Representing Web Data XML
- XML is the most widely used technology for transmitting structured data over the Web.
- Consider a simple XML document:
<text>
Hello World!
</text>
- Any document that follows the syntactic rules in the preceding list and that has a single root element is an example of a well-formed XML document.
- So the above “Hello World!” example document is a well-formed XML document.
XML Documents and Vocabularies
- The basic XML syntax rules (13) are as follows
- An XML document consists of markup and character data.
- There are two types of markup: tags and references.
- Tags begin with a less-than (<) character and end with a greater-than (>) character.
- References in an XML document begin with an ampersand (&) and are of two types: character references (such as © for copyright symbol) and entity references (such as < for <).
- All XML documents may make references to the entities lt, gt, amp, apos, and quot, which map to the characters less than (<), greater than (>), ampersand (&), single quote (‘), and double quote (“), respectively.
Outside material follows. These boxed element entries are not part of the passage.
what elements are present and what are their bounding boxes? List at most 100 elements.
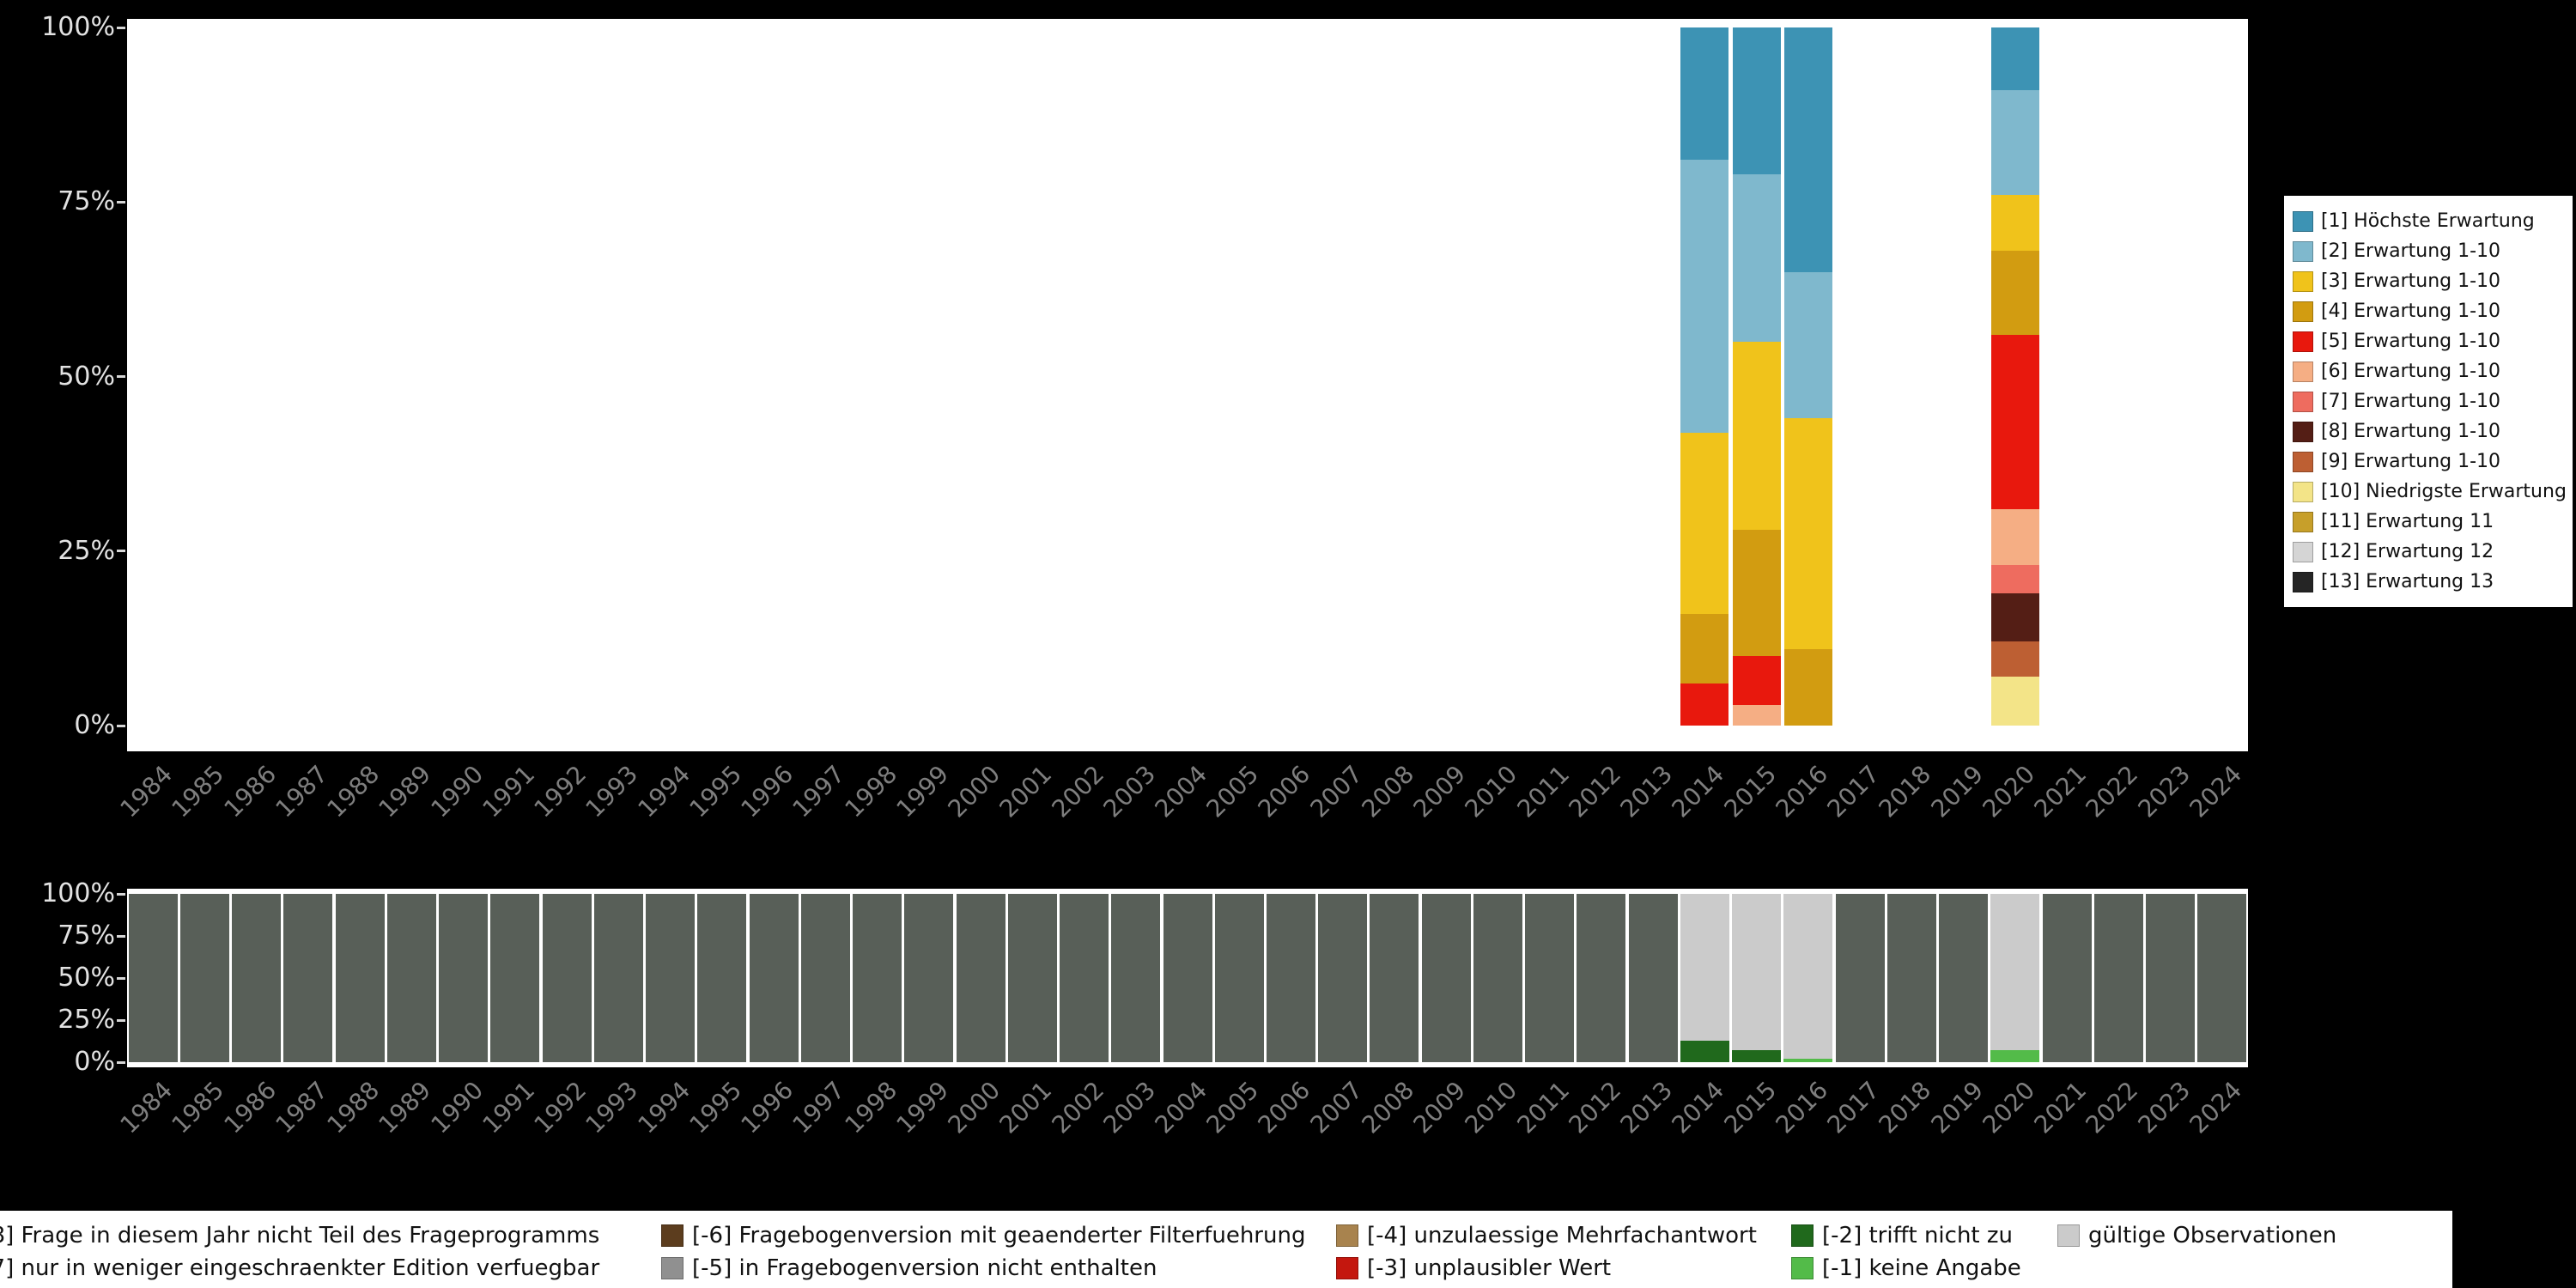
bar-segment--8 [1835, 894, 1885, 1062]
legend-label: [10] Niedrigste Erwartung [2321, 481, 2567, 502]
missing-legend-item--3: [-3] unplausibler Wert [1336, 1255, 1611, 1281]
bar-segment--8 [283, 894, 333, 1062]
legend-item: [13] Erwartung 13 [2293, 567, 2564, 597]
legend-swatch [2293, 331, 2313, 352]
bar-segment--8 [1214, 894, 1264, 1062]
bar-segment-3 [1783, 418, 1832, 649]
stacked-bar-1992 [542, 894, 592, 1062]
stacked-bar-1985 [179, 894, 229, 1062]
bar-segment-3 [1680, 432, 1729, 614]
legend-item: [2] Erwartung 1-10 [2293, 236, 2564, 266]
missing-legend-item-valid: gültige Observationen [2057, 1223, 2336, 1249]
missing-legend-swatch [1336, 1257, 1358, 1279]
legend-swatch [2293, 481, 2313, 502]
bar-segment-2 [1783, 271, 1832, 419]
stacked-bar-1987 [283, 894, 333, 1062]
y-tick-label: 0% [74, 1047, 115, 1077]
bar-segment-5 [1680, 683, 1729, 726]
bar-segment-1 [1783, 27, 1832, 272]
bar-segment-8 [1990, 592, 2039, 642]
bar-segment--8 [1370, 894, 1419, 1062]
bar-segment--8 [1060, 894, 1109, 1062]
bar-segment--8 [1886, 894, 1936, 1062]
bar-segment--8 [179, 894, 229, 1062]
missing-legend-swatch [1791, 1257, 1814, 1279]
bar-segment--1 [1783, 1059, 1833, 1062]
bar-segment--8 [1163, 894, 1212, 1062]
missing-legend-swatch [661, 1224, 683, 1247]
legend-swatch [2293, 301, 2313, 322]
bar-segment--8 [2042, 894, 2092, 1062]
stacked-bar-2020 [1990, 894, 2040, 1062]
bar-segment-1 [1732, 27, 1781, 174]
stacked-bar-2007 [1318, 894, 1368, 1062]
y-tick-mark [117, 976, 125, 980]
bar-segment--8 [904, 894, 954, 1062]
stacked-bar-2015 [1732, 894, 1782, 1062]
missing-legend-item--1: [-1] keine Angabe [1791, 1255, 2021, 1281]
legend-label: [3] Erwartung 1-10 [2321, 270, 2501, 292]
stacked-bar-2013 [1628, 894, 1678, 1062]
stacked-bar-2022 [2093, 894, 2143, 1062]
bar-segment--8 [386, 894, 436, 1062]
legend-item: [9] Erwartung 1-10 [2293, 447, 2564, 477]
bar-segment--8 [593, 894, 643, 1062]
stacked-bar-2008 [1370, 894, 1419, 1062]
missing-chart-plot-area [127, 889, 2248, 1067]
missing-legend-swatch [2057, 1224, 2080, 1247]
y-tick-mark [117, 375, 125, 378]
legend-label: [12] Erwartung 12 [2321, 541, 2494, 562]
stacked-bar-1990 [439, 894, 489, 1062]
bar-segment-2 [1732, 173, 1781, 342]
expectation-chart-plot-area [127, 19, 2248, 751]
legend-item: [12] Erwartung 12 [2293, 537, 2564, 567]
bar-segment--8 [956, 894, 1005, 1062]
legend-swatch [2293, 421, 2313, 442]
legend-item: [6] Erwartung 1-10 [2293, 356, 2564, 386]
missing-legend-swatch [1336, 1224, 1358, 1247]
bar-segment--8 [1318, 894, 1368, 1062]
missing-legend-label: [-4] unzulaessige Mehrfachantwort [1367, 1223, 1757, 1249]
bar-segment--8 [800, 894, 850, 1062]
legend-item: [10] Niedrigste Erwartung [2293, 477, 2567, 507]
legend-label: [4] Erwartung 1-10 [2321, 301, 2501, 322]
stacked-bar-2002 [1060, 894, 1109, 1062]
missing-legend-label: [-5] in Fragebogenversion nicht enthalte… [692, 1255, 1157, 1281]
bar-segment--8 [439, 894, 489, 1062]
y-tick-mark [117, 892, 125, 896]
bar-segment-valid [1680, 894, 1729, 1041]
y-tick-label: 25% [58, 1005, 115, 1035]
missing-legend-swatch [661, 1257, 683, 1279]
legend-swatch [2293, 391, 2313, 412]
y-tick-mark [117, 1060, 125, 1064]
stacked-bar-2006 [1266, 894, 1315, 1062]
missing-legend-label: [-6] Fragebogenversion mit geaenderter F… [692, 1223, 1306, 1249]
stacked-bar-2010 [1473, 894, 1522, 1062]
bar-segment-valid [1783, 894, 1833, 1060]
bar-segment--8 [1266, 894, 1315, 1062]
legend-swatch [2293, 451, 2313, 472]
stacked-bar-1988 [335, 894, 385, 1062]
missing-legend-label: [-8] Frage in diesem Jahr nicht Teil des… [0, 1223, 600, 1249]
stacked-bar-2001 [1007, 894, 1057, 1062]
bar-segment-4 [1990, 251, 2039, 335]
legend-item: [4] Erwartung 1-10 [2293, 296, 2564, 326]
bar-segment--8 [1939, 894, 1989, 1062]
legend-swatch [2293, 571, 2313, 592]
legend-swatch [2293, 240, 2313, 262]
missing-legend-item--2: [-2] trifft nicht zu [1791, 1223, 2013, 1249]
stacked-bar-2014 [1680, 894, 1729, 1062]
y-tick-label: 75% [58, 920, 115, 951]
bar-segment--1 [1990, 1050, 2040, 1062]
legend-item: [1] Höchste Erwartung [2293, 206, 2564, 236]
bar-segment-1 [1680, 27, 1729, 161]
bar-segment--8 [1421, 894, 1471, 1062]
y-tick-label: 75% [58, 186, 115, 217]
bar-segment-1 [1990, 27, 2039, 91]
stacked-bar-1999 [904, 894, 954, 1062]
stacked-bar-1993 [593, 894, 643, 1062]
stacked-bar-1996 [749, 894, 799, 1062]
stacked-bar-2020 [1990, 27, 2039, 726]
bar-segment--8 [542, 894, 592, 1062]
stacked-bar-2009 [1421, 894, 1471, 1062]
Other entities may also be defined, depending on the XML DTD used and/or application processing the document.
- If not used to begin markup, the characters < and & must be escaped.
- Element tags are of three types: start tags, end tags (which begin with </), and empty element tags (which end with />).
- Character data may only appear within a nonempty element.
- Start and end tags must be paired and must be properly nested with other pairs of start and end tags.
- Attribute specifications may appear within start tags or empty-element tags. Every attribute specification consists of an attribute name followed by an equals sign (=) followed by a quoted attribute value. An attribute value may not contain the character <; if the character & appears, it must be the first character in a character or entity reference. A pair of either single quotes or double quotes may be used to quote an attribute value. Attribute specifications are white-space-separated from one another.
- Element and attribute names are case sensitive.
- The XML white space characters are the same as in XHTML: space, carriage return, line feed, and tab.
- XML comments begin with <!–, end with –>, and may not contain the string — elsewhere within the content of the comment.
- A Java program that processes an XML document typically has two parts.
- XML parser to convert between the XML document and some internal data format, such as a tree structure
- The actual application software that processes data represented by the XML document. This part deals with the semantics of the XML document – element types, attribute names, what they represent, etc.,
- XML Parser – two types – Nonvalidating parser and Validating parser
- Nonvalidating parser –
- verify that an input XML document is well formed
- Even if a DTD is present in the XML document, a nonvalidating parser is not required to read a DTD that is external to the document.
- Validating parser –
- requires that any document it parses contain a document type declaration.
- Validating parser will read the DTD, verify that the document conforms with DTD, and also verify that the document meets validity constraints defined by the XML 1.0 recommendation.
- Example of validity constraint – each assignment to an attribute with data type ID must be distinct from the values assigned to all other such attributes.
- Validating parsers – advantage – every correct implementation of a validating parser should produce essentially the same results when parsing a given XML document.
- This means that if you write an XML processing application using one validating parser implementation and later decide to use a different parser, you should be able to substitute the new parser into your application without making any changes to the application code you have written.
- Nonvalidating parsers may read all, some, or none of a DTD, one implementation might read the entity declarations and default attribute values contained in a DTD while another implementation might not. When parsing a given XML document, different nonvalidating parsers may produce different results.
- Nonvalidating parsers have the advantage that they will generally run faster than validating parsers because they perform less validation.
- If either a validating or a nonvalidating parser detects an error while parsing a document, the parser generally signals the error to the application program that called the parser API. Handling of the error depends on the application.